Investors’ Role Post Buyout
Vanga terms the investor as a facilitator and founder as the key person who has to do the business. One most important factor is the owner of a venture must be open to ideas and guidance that an investor provides. An investor’s role varies from individual to individual, says Gupta. “If acquisition has happened for acquiring an asset or an IP, profitability may not be an immediately criteria,” he adds.
In case of sick ventures, an investor usually tries to involve in day-to-day operations to ensure they are doing the right thing, says Agarwal.
Deadline for Earning Profits
All four are of the opinion that there could not be any fixed deadline for earning profits from ailing firms.
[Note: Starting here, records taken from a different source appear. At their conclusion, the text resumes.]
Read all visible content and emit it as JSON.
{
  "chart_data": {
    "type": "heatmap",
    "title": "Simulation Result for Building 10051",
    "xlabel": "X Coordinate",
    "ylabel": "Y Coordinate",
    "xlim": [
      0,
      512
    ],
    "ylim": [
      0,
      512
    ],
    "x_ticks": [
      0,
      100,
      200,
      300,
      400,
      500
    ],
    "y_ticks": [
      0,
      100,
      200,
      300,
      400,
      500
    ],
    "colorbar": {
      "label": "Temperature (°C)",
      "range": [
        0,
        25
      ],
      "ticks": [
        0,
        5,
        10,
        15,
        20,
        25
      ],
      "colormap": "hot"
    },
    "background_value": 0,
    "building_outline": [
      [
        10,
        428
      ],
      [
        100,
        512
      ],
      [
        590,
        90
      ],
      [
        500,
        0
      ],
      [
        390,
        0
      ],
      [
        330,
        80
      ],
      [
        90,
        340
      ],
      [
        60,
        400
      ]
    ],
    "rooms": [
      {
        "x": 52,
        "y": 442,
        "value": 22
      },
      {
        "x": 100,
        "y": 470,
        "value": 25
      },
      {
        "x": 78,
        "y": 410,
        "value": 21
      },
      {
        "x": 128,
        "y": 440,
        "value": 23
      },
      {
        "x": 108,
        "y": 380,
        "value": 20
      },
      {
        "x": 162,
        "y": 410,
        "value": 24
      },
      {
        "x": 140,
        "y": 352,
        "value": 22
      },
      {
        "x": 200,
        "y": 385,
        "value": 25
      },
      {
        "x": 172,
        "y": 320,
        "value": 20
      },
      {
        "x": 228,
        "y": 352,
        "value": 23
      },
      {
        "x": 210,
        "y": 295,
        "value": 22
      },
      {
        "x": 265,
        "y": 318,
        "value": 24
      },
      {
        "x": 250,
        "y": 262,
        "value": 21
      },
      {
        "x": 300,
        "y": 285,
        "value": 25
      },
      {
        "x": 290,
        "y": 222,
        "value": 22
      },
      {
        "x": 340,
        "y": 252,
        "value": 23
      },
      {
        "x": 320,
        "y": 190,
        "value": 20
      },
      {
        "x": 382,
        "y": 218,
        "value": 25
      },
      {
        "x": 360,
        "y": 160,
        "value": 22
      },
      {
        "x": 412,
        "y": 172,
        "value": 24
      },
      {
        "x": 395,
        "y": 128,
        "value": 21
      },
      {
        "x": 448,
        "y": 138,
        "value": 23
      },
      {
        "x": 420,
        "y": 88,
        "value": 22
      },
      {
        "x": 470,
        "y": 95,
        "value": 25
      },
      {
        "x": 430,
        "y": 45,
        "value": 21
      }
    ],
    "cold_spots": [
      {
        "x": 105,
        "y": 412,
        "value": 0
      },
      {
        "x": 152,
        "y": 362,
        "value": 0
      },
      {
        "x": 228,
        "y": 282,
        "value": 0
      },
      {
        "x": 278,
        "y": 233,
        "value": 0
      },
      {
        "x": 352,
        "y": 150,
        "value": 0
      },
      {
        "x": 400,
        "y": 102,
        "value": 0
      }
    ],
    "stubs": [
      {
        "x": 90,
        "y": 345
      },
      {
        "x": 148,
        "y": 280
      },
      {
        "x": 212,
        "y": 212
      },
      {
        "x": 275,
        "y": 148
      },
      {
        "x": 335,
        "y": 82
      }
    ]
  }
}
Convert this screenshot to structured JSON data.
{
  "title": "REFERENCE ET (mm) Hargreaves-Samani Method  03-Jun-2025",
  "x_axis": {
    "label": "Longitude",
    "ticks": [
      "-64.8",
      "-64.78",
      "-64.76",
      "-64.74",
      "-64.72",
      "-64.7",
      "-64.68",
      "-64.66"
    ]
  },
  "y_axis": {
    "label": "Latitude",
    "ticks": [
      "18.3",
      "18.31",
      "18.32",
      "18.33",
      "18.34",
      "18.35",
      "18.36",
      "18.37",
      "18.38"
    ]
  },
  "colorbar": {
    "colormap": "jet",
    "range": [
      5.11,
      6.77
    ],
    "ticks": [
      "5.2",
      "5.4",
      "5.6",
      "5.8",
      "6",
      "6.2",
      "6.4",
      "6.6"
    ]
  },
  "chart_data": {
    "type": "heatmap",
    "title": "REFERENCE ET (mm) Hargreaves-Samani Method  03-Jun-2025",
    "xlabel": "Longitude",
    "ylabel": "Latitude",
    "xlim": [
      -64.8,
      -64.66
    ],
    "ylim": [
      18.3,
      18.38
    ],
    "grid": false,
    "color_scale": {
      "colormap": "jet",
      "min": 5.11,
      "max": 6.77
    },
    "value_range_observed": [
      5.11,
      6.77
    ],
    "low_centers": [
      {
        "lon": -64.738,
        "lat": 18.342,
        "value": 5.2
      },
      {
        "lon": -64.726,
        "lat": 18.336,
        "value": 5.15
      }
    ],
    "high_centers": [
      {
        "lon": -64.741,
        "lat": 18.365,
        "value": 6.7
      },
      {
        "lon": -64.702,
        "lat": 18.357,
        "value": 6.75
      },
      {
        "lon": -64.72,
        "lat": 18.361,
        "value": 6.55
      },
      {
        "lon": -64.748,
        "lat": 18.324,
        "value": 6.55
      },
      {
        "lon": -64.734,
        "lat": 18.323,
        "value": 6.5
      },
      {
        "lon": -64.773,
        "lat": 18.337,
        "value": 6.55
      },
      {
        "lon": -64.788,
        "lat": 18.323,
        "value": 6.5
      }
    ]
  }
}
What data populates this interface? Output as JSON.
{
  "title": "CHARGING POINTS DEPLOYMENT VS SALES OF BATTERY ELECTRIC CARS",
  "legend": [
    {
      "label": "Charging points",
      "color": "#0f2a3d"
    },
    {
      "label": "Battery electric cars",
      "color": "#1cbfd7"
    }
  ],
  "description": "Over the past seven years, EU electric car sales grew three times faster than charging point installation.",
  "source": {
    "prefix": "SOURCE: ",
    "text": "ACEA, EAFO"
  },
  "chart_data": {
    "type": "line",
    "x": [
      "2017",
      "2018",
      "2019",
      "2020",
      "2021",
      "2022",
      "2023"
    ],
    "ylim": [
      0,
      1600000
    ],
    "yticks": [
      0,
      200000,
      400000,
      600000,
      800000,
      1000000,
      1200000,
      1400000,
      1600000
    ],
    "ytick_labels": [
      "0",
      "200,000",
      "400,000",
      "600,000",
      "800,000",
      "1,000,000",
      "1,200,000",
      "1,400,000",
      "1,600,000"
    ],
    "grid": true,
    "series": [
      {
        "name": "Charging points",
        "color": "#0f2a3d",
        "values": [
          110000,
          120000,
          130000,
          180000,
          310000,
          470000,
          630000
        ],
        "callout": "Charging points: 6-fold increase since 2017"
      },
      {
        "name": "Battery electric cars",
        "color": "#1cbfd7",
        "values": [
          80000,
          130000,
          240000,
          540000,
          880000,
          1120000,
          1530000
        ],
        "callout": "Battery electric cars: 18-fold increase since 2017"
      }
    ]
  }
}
However, Vanga says investors mostly don’t expect any handsome return and they are never making profits. But even if they do, it is never before 10-12 years.
He, however, clarifies that seed investors and angel investors fix five years after which they start expecting the fruits of their investment. “As an investor, you are really lucky if you get some returns in 3-4 years,” he adds.
Agarwal prefers to set specific goals like cost-cutting for a certain number of months to make sure the enterprise he has adopted is moving in the right direction.
How Crucial it is for Economy
It must be noted that start-ups have generated employment in the country. These days, young professionals are found to prefer working with start-ups rather than big companies. Gupta opines that investment in failing start-ups is positive as it is gradually becoming one of the biggest contributors to the Indian economy. Agarwal says the trend is crucial as many good companies die because their timing may not have been right. “If we pump money into sick enterprises, which have potential to do good, they will scale and benefit the overall economy,” he adds.